Véritable voyage autant au-dessus que sous la mer, avec les poissons, les algues, et tout ce que ça comporte, Ah! pour Atlantique se veut, aux dires de Marie Cadieux, directrice générale et littéraire des Éditions Bouton d’or Acadie, un tour d’horizon poétique des merveilles qui constituent l’océan Atlantique. Ça peut être autant la flore, la faune, les objets comme un quai, un bateau, un filet de pêche, un kayak, que l’environnement comme la dune et le crabe vert. C’est dans la pure tradition de l’abécédaire, avec particularité que ça tourne strictement autour d’une thématique, qui est l’océan Atlantique.
Oubliez cependant l’abécédaire pour tout petit, dans lequel chaque mot comporte une description d’une ou deux phrases, sans plus. Ici, chaque mot a droit à son court poème en vers : il y a vraiment une réflexion poétique autour du mot.
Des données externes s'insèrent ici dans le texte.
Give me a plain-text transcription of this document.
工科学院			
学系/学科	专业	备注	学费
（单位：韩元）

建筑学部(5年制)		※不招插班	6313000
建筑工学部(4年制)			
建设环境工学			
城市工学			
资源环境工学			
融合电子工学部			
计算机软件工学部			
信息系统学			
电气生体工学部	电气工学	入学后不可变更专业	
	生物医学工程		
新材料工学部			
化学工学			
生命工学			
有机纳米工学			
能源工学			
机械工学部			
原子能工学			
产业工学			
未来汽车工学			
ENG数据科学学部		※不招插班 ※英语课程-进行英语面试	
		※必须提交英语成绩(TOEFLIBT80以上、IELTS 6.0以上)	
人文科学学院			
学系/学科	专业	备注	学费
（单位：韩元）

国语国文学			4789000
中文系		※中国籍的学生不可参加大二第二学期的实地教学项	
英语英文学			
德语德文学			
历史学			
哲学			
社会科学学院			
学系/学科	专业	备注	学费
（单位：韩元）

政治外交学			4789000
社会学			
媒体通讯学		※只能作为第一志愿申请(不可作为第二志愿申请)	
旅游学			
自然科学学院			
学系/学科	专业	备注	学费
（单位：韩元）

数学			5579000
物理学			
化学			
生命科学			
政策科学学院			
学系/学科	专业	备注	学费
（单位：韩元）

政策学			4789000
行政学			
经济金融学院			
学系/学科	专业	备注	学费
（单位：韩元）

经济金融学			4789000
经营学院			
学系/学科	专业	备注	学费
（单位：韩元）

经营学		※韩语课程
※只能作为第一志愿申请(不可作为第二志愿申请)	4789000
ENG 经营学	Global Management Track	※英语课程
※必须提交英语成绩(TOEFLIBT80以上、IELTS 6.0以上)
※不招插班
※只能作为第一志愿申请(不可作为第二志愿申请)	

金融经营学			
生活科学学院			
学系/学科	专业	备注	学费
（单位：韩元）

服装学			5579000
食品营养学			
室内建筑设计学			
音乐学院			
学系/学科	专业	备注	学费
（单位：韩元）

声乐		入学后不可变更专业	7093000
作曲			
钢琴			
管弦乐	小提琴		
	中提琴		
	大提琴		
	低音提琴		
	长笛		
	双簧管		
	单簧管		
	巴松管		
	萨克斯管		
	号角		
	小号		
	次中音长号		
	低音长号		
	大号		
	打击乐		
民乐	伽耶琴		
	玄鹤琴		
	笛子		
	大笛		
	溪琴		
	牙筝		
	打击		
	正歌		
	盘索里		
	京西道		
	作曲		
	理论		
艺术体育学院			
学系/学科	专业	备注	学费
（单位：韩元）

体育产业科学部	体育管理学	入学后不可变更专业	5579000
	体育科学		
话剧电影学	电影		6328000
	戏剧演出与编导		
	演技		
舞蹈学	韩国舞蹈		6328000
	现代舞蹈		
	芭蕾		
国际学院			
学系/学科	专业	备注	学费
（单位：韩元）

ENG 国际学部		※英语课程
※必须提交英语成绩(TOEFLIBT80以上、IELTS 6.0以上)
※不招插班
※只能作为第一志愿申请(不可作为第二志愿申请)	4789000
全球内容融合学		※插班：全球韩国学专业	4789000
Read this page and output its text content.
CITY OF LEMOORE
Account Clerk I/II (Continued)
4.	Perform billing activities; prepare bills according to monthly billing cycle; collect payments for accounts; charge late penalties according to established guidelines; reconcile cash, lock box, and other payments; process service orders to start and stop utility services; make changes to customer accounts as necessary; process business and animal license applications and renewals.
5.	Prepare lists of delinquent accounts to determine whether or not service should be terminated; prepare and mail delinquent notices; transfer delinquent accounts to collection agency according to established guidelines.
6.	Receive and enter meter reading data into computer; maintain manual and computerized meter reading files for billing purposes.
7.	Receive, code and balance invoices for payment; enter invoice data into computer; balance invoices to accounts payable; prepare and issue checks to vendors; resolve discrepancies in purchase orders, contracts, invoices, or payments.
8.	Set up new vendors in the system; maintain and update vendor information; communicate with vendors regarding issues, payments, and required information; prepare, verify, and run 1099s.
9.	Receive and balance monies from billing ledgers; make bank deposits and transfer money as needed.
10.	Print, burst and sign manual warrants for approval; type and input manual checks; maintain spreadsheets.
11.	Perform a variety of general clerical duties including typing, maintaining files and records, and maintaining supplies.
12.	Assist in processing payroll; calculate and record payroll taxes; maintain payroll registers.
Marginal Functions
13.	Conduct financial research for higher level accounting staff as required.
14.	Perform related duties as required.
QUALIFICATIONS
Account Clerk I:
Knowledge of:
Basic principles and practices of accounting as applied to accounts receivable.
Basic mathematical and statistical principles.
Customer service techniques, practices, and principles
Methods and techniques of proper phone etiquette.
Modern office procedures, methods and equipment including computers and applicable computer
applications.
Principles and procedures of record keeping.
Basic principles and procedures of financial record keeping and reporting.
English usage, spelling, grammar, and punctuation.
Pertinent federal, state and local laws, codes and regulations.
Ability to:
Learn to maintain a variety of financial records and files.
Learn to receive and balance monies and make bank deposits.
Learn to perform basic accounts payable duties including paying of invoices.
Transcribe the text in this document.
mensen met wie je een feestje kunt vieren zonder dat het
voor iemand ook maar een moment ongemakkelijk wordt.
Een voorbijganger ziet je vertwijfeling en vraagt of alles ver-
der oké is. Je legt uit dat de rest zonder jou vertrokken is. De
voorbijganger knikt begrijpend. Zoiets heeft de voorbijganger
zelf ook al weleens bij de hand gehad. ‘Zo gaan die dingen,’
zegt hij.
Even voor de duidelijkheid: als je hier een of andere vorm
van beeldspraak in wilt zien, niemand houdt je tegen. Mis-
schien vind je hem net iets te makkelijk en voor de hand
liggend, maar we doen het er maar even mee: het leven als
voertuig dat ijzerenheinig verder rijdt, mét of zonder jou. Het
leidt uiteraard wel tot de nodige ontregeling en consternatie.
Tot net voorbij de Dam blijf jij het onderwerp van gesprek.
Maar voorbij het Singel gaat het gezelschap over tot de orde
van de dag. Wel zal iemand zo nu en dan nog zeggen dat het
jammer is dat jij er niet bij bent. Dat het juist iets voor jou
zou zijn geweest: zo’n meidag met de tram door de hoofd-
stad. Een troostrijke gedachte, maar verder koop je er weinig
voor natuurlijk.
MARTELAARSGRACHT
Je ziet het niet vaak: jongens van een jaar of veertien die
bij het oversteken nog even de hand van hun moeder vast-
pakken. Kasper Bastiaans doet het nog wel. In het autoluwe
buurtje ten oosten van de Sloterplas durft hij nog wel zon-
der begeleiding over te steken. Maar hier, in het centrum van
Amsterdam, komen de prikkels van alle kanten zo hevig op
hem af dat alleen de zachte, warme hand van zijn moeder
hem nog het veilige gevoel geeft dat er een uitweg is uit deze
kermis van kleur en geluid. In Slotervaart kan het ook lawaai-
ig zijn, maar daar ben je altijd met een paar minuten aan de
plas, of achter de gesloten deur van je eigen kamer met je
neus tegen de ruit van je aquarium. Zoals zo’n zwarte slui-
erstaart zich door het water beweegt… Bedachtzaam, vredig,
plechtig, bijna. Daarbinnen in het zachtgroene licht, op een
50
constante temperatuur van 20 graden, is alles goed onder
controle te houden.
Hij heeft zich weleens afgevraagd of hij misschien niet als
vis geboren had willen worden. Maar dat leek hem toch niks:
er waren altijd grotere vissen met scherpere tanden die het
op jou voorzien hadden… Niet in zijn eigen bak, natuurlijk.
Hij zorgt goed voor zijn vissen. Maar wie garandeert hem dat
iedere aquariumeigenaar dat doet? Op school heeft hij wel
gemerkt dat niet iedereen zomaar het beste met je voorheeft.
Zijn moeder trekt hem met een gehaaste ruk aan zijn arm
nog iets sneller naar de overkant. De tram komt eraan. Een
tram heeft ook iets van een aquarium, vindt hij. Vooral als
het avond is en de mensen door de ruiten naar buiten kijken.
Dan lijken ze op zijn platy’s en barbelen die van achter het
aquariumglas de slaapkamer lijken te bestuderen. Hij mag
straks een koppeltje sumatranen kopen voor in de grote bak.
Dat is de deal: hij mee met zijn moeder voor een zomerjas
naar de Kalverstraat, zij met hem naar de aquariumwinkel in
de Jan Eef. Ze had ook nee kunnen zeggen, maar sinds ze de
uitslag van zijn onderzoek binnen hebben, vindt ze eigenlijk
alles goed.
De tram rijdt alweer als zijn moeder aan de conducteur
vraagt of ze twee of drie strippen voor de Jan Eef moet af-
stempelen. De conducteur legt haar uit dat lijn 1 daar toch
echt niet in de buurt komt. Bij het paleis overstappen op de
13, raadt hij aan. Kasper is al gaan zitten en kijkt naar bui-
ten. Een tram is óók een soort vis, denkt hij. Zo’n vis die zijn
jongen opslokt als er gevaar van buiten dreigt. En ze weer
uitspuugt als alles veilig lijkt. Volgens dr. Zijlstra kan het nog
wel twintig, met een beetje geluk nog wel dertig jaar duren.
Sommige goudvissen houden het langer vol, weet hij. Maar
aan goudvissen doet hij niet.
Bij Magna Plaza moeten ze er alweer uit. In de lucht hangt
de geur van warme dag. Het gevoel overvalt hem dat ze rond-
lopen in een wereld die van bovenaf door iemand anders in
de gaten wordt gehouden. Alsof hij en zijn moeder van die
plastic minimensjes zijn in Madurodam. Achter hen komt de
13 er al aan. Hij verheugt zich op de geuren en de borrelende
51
Épave, par exemple : bien sûr, ça parle d’épave, il y a une magnifique image qui accompagne le texte, mais l’épave, c’est aussi le mystère, c’est de l’histoire, c’est – et c’est très bien dit – un cimetière marin. Il y a plein de choses au-delà de strictement le mot épave, ce n’est pas du tout descriptif, c’est quelque chose de métaphorique, illustre l’éditrice, qui est fière de ce projet pour son côté tant éducatif que ludique, utilisant de surcroît la poésie comme moyen d’expression.
Je pense que ce qui est important, aussi, c’est qu’il y a un côté écologique là-dedans, d’écoresponsabilité, à partir du regard qu’on porte sur tout ce qui nous entoure et sur le paysage qu’on habite, ajoute Sylvain Rivière, l’auteur de cet abécédaire poétique. Pour lui, ni la poésie employée ni les réflexions sur l’environnement et l’écologie qui pourraient suivre la lecture de son œuvre ne sauraient être trop complexes ou rébarbatives pour les jeunes lecteurs : il ne faut surtout pas sous-estimer les enfants. Ce qu’on prend souvent pour de la naïveté, c’est souvent de l’ultra-lucidité. De toute façon, même si les enfants peuvent parfois être très terre-à-terre et concrets, ils sont souvent aussi, selon Marie Cadieux, de grands poètes : ils font des métaphores constamment dans leur façon de parler.
Dire et montrer les choses, et laisser les gens lire entre les lignes ce qu’ils veulent bien découvrir à partir de ça, voilà la volonté de l’auteur, pour ce projet-ci autant que pour ses autres ouvrages : Je pense que quand on écrit, il faut avoir le respect de l’intelligence du lecteur et ne pas lui tenir un entonnoir sur la tête pour lui remplir le cerveau de ce qu’on veut lui faire entendre, mais plutôt de lui ouvrir une porte, et puis s’il veut entrer dedans, libre à lui. Moi je suis plus dans ce respect-là, autant que je suis dans le respect de l’écologie, plus que dans la dictature de la pensée. C’est plutôt naturellement, de façon presque instinctive, que plusieurs connaissances découlent des poèmes de Sylvain Rivière, sans forcer sur le côté éducatif, croit l’éditrice de Bouton d’or Acadie. Bien sûr, il y a un certain côté éducatif par la force des choses, presque un côté documentaire, mais on n’est pas dans l’enseignement, on est dans la création littéraire.
Simplement le fait d’apprécier la nature, d’apprendre à la connaître, de nommer les choses, je pense que déjà, ça fait œuvre d’éducation ou de formation, croit Marie Cadieux, tandis que Sylvain Rivière revient sur l’importance de ne pas rebuter avec des leçons, mais plutôt de transmettre ce qui l’habite de façon amusante. Il ne faut pas oublier que ce ne sont pas tous les enfants qui y ont accès; il y en a qui n’ont jamais vu la mer. Ils ne sont pas nécessairement à côté, ils ne peuvent pas soupçonner, ils ne peuvent même pas savoir que ça a une odeur, que ça a une musique et tout ce que ça comprend! Moi, je me sens privilégié parce que je suis né au bord de la mer, donc je suis redevable de redonner un peu ça, explique celui qui tente de réinventer le monde en douze lignes, au sujet tantôt d’un homard, tantôt d’un bateau, et qui ancre bien son abécédaire dans l’expression « une image vaut mille mots », tant grâce à ses courts poèmes imagés qu’aux sublimes illustrations réalistes mais poétiques de Réjean Roy.
Finalement, Ah! pour Atlantique est un fabuleux voyage pour quiconque voudrait découvrir l’océan sous toutes ses facettes, sans toutefois se faire tenir par la main dans une histoire et en se donnant le droit de poursuivre la promenade dans son imagination. Truffé d’images poétiques – au sens propre comme au sens figuré –, cet abécédaire saura accompagner le lecteur longtemps, tant grâce à ses découvertes marquantes qu’en raison des significations variées et de la compréhension différente qu’on pourrait avoir de ses propositions poétiques à un âge plus avancé qu’en enfance. Voyager en tournant des pages, ça n’a pas d’âge!
L’abécédaire Ah! pour Atlantique de Sylvain Rivière, illustré par Réjean Roy, est publié aux Éditions Bouton d’or Acadie.